Consumers know to be careful about identity theft, but the growth of digital medical records has led to a rise in the theft of medical records.
Dwayne Melancon, chief technology officer at TripWire, says that back in the day, hackers would just keep doing what they usually did: look for credit card and bank information inside medical records.
"But we've seen it evolve to target personal data much more heavily, and that's made medical records a much more attractive target," he says.
And then, they sit on it.
"Someone might have had their information stolen and sold to the highest bidder, and they won't know it's being used for another year, or two years, or three years," says Peter Robichau, an expert on health care information and security and author of "Healthcare Information Privacy and Security: Regulatory Compliance and Data Security in the Age of Electronic Health Records."

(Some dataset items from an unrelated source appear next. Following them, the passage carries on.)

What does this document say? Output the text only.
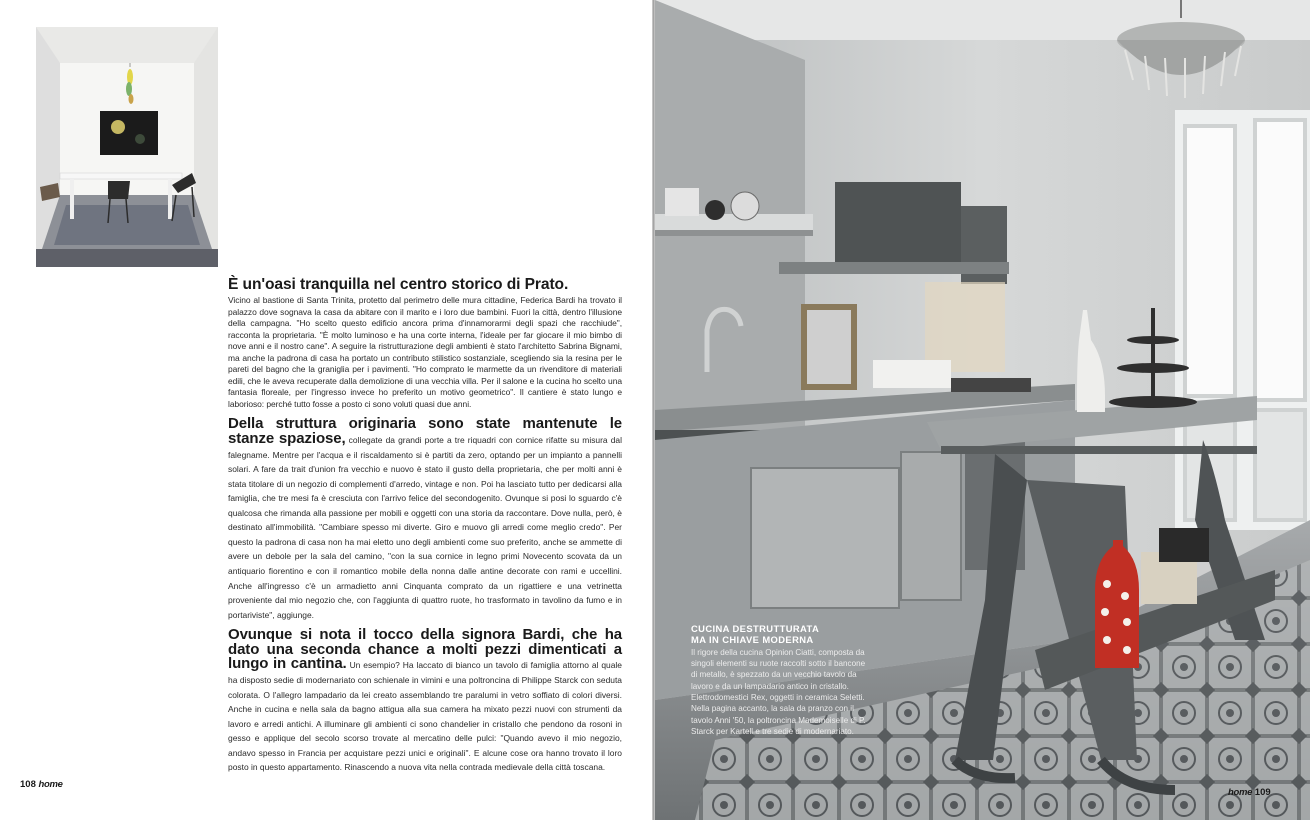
È un'oasi tranquilla nel centro storico di Prato.

Vicino al bastione di Santa Trinita, protetto dal perimetro delle mura cittadine, Federica Bardi ha trovato il palazzo dove sognava la casa da abitare con il marito e i loro due bambini. Fuori la città, dentro l'illusione della campagna. "Ho scelto questo edificio ancora prima d'innamorarmi degli spazi che racchiude", racconta la proprietaria. "È molto luminoso e ha una corte interna, l'ideale per far giocare il mio bimbo di nove anni e il nostro cane". A seguire la ristrutturazione degli ambienti è stato l'architetto Sabrina Bignami, ma anche la padrona di casa ha portato un contributo stilistico sostanziale, scegliendo sia la resina per le pareti del bagno che la graniglia per i pavimenti. "Ho comprato le marmette da un rivenditore di materiali edili, che le aveva recuperate dalla demolizione di una vecchia villa. Per il salone e la cucina ho scelto una fantasia floreale, per l'ingresso invece ho preferito un motivo geometrico". Il cantiere è stato lungo e laborioso: perché tutto fosse a posto ci sono voluti quasi due anni.

Della struttura originaria sono state mantenute le stanze spaziose, collegate da grandi porte a tre riquadri con cornice rifatte su misura dal falegname. Mentre per l'acqua e il riscaldamento si è partiti da zero, optando per un impianto a pannelli solari. A fare da trait d'union fra vecchio e nuovo è stato il gusto della proprietaria, che per molti anni è stata titolare di un negozio di complementi d'arredo, vintage e non. Poi ha lasciato tutto per dedicarsi alla famiglia, che tre mesi fa è cresciuta con l'arrivo felice del secondogenito. Ovunque si posi lo sguardo c'è qualcosa che rimanda alla passione per mobili e oggetti con una storia da raccontare. Dove nulla, però, è destinato all'immobilità. "Cambiare spesso mi diverte. Giro e muovo gli arredi come meglio credo". Per questo la padrona di casa non ha mai eletto uno degli ambienti come suo preferito, anche se ammette di avere un debole per la sala del camino, "con la sua cornice in legno primi Novecento scovata da un antiquario fiorentino e con il romantico mobile della nonna dalle antine decorate con rami e uccellini. Anche all'ingresso c'è un armadietto anni Cinquanta comprato da un rigattiere e una vetrinetta proveniente dal mio negozio che, con l'aggiunta di quattro ruote, ho trasformato in tavolino da fumo e in portariviste", aggiunge.
Ovunque si nota il tocco della signora Bardi, che ha dato una seconda chance a molti pezzi dimenticati a lungo in cantina. Un esempio? Ha laccato di bianco un tavolo di famiglia attorno al quale ha disposto sedie di modernariato con schienale in vimini e una poltroncina di Philippe Starck con seduta colorata. O l'allegro lampadario da lei creato assemblando tre paralumi in vetro soffiato di colori diversi. Anche in cucina e nella sala da bagno attigua alla sua camera ha mixato pezzi nuovi con strumenti da lavoro e arredi antichi. A illuminare gli ambienti ci sono chandelier in cristallo che pendono da rosoni in gesso e applique del secolo scorso trovate al mercatino delle pulci: "Quando avevo il mio negozio, andavo spesso in Francia per acquistare pezzi unici e originali". E alcune cose ora hanno trovato il loro posto in questo appartamento. Rinascendo a nuova vita nella contrada medievale della città toscana.
108 home
CUCINA DESTRUTTURATA
MA IN CHIAVE MODERNA

Il rigore della cucina Opinion Ciatti, composta da singoli elementi su ruote raccolti sotto il bancone di metallo, è spezzato da un vecchio tavolo da lavoro e da un lampadario antico in cristallo. Elettrodomestici Rex, oggetti in ceramica Seletti. Nella pagina accanto, la sala da pranzo con il tavolo Anni '50, la poltroncina Mademoiselle di P. Starck per Kartell e tre sedie di modernariato.

home 109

That's in contrast to what happens when a credit card number is stolen and used, since you often find out within seconds. Then there's the dark side of the whole question of medical data privacy concerning predictive consumer scores.
Frank Pasquale, a law professor at the University of Maryland, says data collected by devices and apps — and perhaps data stolen and resold — could end up in these scores, which, like credit scores, predict things companies might want to know about you.
"Their proclivity to commit fraud, their medication adherence score, their likely spend on healthcare score," Pasquale says.
These companies don't disclose how they calculate the score in this largely unregulated industry, Pasquale says, because they say it's a trade secret.
"They can say, 'look, we're not gonna tell anybody what's in there,'" he says.